Contemporary Ceramics gallery and shop exhibits the greatest collectable names in British ceramics along with the most up and coming artists of today. Our distinguished makers are all carefully selected members of the Craft Potters Association.
All of our makers are members of the Craft Potters Association and each of them have a story to tell.
Daniel obtained a BA (Ceramics) from Royal Melbourne Information Technology University (co-presented with Hong Kong Art School) in 2007.
Daniel creates carefully sculpted porcelain vessels. The start of Daniel’s creative process begins with throwing. He is fascinated by the patterns and ongoing variations that emerge during this stage. The unique traces left on the forms evoke for him a sense of a path paved with the sedimentation of memory.
Moyra Stewart has worked in clay for more than forty years after graduating from Edinburgh College of Art in 1979. Her work has been exhibited across the UK, in Canada and Japan, and in 2015 she was awarded Craft & Design Maker of the Year prize.
Kay Aplin graduated in 1995 from Chelsea College of Art, specialising in ceramics and glass. Since then, Kay has had a successful career as an architectural ceramist, producing a distinct range of site-specific commissions for the public realm around the UK and internationally.
John comes from a family of engineers going back several generations, so it was natural for him to follow suit. However, he made an unenthusiastic engineer, and after several years teaching he went back to college and gained a place on the 3D course at Manchester College of Art where he was introduced to clay for the first time.

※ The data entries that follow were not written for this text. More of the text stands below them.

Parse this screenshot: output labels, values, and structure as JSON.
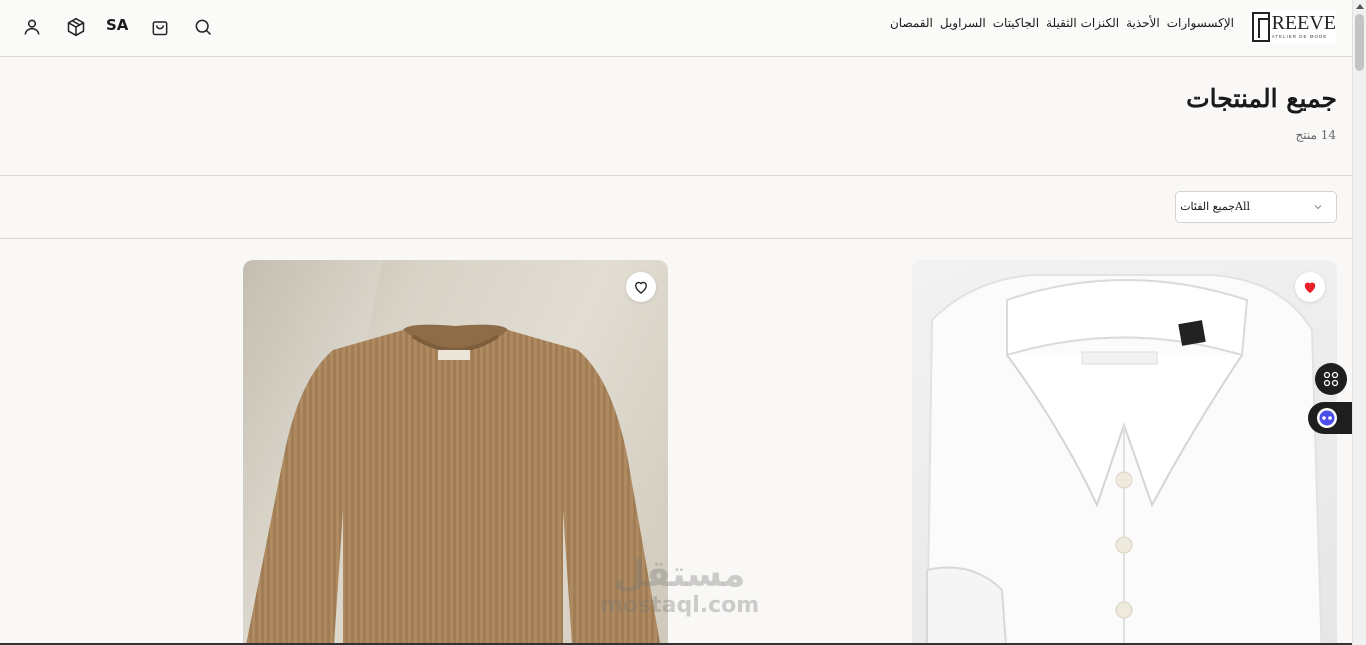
{
  "header": {
    "language": "SA",
    "nav": [
      "القمصان",
      "السراويل",
      "الجاكيتات",
      "الكنزات الثقيلة",
      "الأحذية",
      "الإكسسوارات"
    ],
    "logo": {
      "name": "REEVE",
      "tagline": "ATELIER DE MODE"
    }
  },
  "page": {
    "title": "جميع المنتجات",
    "count": "14 منتج"
  },
  "filter": {
    "selected": "Allجميع الفئات"
  },
  "products": [
    {
      "name": "sweater",
      "favorited": false
    },
    {
      "name": "shirt",
      "favorited": true
    }
  ],
  "watermark": {
    "line1": "مستقل",
    "line2": "mostaql.com"
  },
  "colors": {
    "favorite": "#e8202a",
    "background": "#f9f8f6",
    "widget": "#1e1e1e"
  }
}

Margaret was introduced to clay at Bolton College of Art and studied at Stoke-on-Trent School of Art under ex-Bernard Leach apprentice Derek Emms. It was here that she met her husband-to-be, David Frith. They established their first workshop in the mid sixties and have been based in their 18th Century woollen mill workshop in Denbigh, North Wales since 1976, where they continue after fifty years to teach and create their own work.